Uitgeverij NENASU

Anton Mussert als uitgever...

14 December 1931 vond in Utrecht de oprichtingsbijeenkomst plaats van de Nationaal-Socialistische Beweging. Onder leiding van ingenieur Anton Adriaan Mussert begon de opmars van de belangrijkste extreem-rechtse beweging uit de jaren dertig.

Hoewel het NSB-programma redelijk gematigd was en geen anti-semitische paragraaf bevatte, werd de partij al snel zeer omstreden. Het op Duitse leest geschoeide optreden van de NSB-ers riep bij velen grote weerstand op. Het tweede kabinet Colijn zag deze ontwikkeling met lede ogen aan en ondernam stappen tegen de beweging. Eén van de eerste maatregelen was het verbod voor ambtenaren om lid te zijn van de NSB. Dat deze stap zou leiden tot de oprichting van een nieuwe uitgeverij kon op dat moment niemand vermoeden.

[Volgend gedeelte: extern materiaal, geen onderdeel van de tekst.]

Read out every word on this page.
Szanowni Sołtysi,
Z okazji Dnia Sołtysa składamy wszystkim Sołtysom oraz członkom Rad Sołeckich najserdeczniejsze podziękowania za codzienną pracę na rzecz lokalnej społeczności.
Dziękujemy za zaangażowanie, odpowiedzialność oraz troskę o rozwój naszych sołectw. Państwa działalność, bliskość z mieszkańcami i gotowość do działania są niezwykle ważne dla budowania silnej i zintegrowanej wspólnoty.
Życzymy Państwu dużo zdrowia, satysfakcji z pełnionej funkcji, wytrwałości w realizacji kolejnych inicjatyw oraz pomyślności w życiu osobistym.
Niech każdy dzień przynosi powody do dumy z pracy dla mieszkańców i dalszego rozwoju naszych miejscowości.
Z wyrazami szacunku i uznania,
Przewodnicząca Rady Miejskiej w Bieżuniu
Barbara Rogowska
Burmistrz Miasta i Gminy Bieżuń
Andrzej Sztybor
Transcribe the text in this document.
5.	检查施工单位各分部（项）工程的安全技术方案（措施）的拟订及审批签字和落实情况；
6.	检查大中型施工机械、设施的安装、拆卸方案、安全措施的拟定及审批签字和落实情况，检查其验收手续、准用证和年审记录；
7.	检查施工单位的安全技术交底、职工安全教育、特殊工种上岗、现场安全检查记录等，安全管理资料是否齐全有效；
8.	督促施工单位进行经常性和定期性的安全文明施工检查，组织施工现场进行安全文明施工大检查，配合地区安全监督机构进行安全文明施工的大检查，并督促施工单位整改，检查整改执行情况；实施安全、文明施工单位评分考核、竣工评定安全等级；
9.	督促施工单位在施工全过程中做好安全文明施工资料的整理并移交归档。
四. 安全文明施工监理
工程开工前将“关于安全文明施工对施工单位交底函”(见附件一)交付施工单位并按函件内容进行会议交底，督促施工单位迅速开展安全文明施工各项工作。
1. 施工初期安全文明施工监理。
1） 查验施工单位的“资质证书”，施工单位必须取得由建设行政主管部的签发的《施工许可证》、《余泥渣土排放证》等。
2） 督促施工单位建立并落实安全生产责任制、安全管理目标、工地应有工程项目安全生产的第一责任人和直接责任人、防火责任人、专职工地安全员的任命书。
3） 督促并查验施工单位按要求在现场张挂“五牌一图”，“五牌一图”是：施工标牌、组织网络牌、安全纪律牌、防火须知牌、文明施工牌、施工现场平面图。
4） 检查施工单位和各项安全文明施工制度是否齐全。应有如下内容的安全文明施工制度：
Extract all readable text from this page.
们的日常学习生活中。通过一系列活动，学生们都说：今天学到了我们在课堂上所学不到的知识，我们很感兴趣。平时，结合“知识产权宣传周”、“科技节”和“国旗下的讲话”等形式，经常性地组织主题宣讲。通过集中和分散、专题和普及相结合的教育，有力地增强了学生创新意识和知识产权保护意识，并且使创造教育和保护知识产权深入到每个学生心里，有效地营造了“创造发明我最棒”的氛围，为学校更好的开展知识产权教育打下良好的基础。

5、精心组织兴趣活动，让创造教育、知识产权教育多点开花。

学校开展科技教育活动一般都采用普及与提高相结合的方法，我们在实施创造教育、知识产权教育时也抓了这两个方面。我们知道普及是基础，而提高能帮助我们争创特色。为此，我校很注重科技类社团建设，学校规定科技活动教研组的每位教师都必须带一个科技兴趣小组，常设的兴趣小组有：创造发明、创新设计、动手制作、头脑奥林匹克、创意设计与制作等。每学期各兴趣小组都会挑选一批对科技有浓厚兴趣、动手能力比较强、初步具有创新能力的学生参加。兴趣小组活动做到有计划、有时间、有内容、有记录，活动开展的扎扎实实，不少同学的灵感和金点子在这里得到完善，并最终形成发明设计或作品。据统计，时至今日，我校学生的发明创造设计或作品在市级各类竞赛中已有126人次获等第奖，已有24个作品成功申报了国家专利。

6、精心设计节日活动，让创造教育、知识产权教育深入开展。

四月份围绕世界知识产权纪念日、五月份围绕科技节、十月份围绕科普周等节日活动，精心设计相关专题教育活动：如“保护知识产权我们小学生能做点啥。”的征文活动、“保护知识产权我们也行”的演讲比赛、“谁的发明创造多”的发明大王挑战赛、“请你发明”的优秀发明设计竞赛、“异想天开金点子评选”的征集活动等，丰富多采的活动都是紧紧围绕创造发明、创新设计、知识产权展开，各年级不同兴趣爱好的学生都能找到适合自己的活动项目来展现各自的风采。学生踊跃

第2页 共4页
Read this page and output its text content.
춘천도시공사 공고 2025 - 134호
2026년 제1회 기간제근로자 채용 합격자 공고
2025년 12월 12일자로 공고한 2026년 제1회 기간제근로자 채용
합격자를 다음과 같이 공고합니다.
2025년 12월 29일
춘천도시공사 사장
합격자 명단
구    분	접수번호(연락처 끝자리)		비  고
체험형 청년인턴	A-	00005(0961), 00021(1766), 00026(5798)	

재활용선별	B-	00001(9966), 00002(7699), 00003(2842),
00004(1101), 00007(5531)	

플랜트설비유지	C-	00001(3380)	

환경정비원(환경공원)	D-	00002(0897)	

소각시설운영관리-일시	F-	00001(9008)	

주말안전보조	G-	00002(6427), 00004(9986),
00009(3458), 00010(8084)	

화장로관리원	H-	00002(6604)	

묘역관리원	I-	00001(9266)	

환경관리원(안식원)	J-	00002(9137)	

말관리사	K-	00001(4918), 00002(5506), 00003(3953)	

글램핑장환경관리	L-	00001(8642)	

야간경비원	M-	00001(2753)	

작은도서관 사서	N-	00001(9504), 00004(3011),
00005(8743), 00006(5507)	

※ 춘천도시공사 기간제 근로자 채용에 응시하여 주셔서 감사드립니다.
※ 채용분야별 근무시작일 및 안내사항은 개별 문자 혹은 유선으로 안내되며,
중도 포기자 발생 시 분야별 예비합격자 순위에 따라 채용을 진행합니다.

Zowel Mussert als de tweede man van de beweging, Cornelis van Geelkerken, waren in dienst van de Provinciale Waterstaat Utrecht. Mussert had als hoofdingenieur een inkomen van zo'n 7000 gulden per jaar. Van Geelkerken verdiende ongeveer de helft. Nadat begin 1934 beiden moesten kiezen voor hun baan of de politiek, viel de keuze op de NSB. Hierdoor verviel hun vaste inkomen en moesten ze van een bescheiden pensioentje rond zien te komen.

Op 7 januari 1933 verscheen het eerste nummer van Volk en Vaderland. Van dit NSB-blad werden tienduizenden exemplaren per week afgezet. Mussert besefte, dat dit een gegarandeerde bron van inkomsten kon zijn. Hij wist ook, dat het openlijk verwerven van een inkomen uit de gelden van de NSB door de politieke oppositie fel tegen hem gebruikt zou worden en dat dit ook niet goed zou vallen bij zijn eigen leden. Daarom stelde hij in een rede, tijdens een nieuwjaarsbijeenkomst te Amsterdam, dat hij in de toekomst zijn geld zou trachten te verdienen met zijn pen en potlood. Hier beloofde hij ook, dat hij geen geld uit de kas van de NSB zou accepteren. Deze laatste belofte brak hij echter al snel.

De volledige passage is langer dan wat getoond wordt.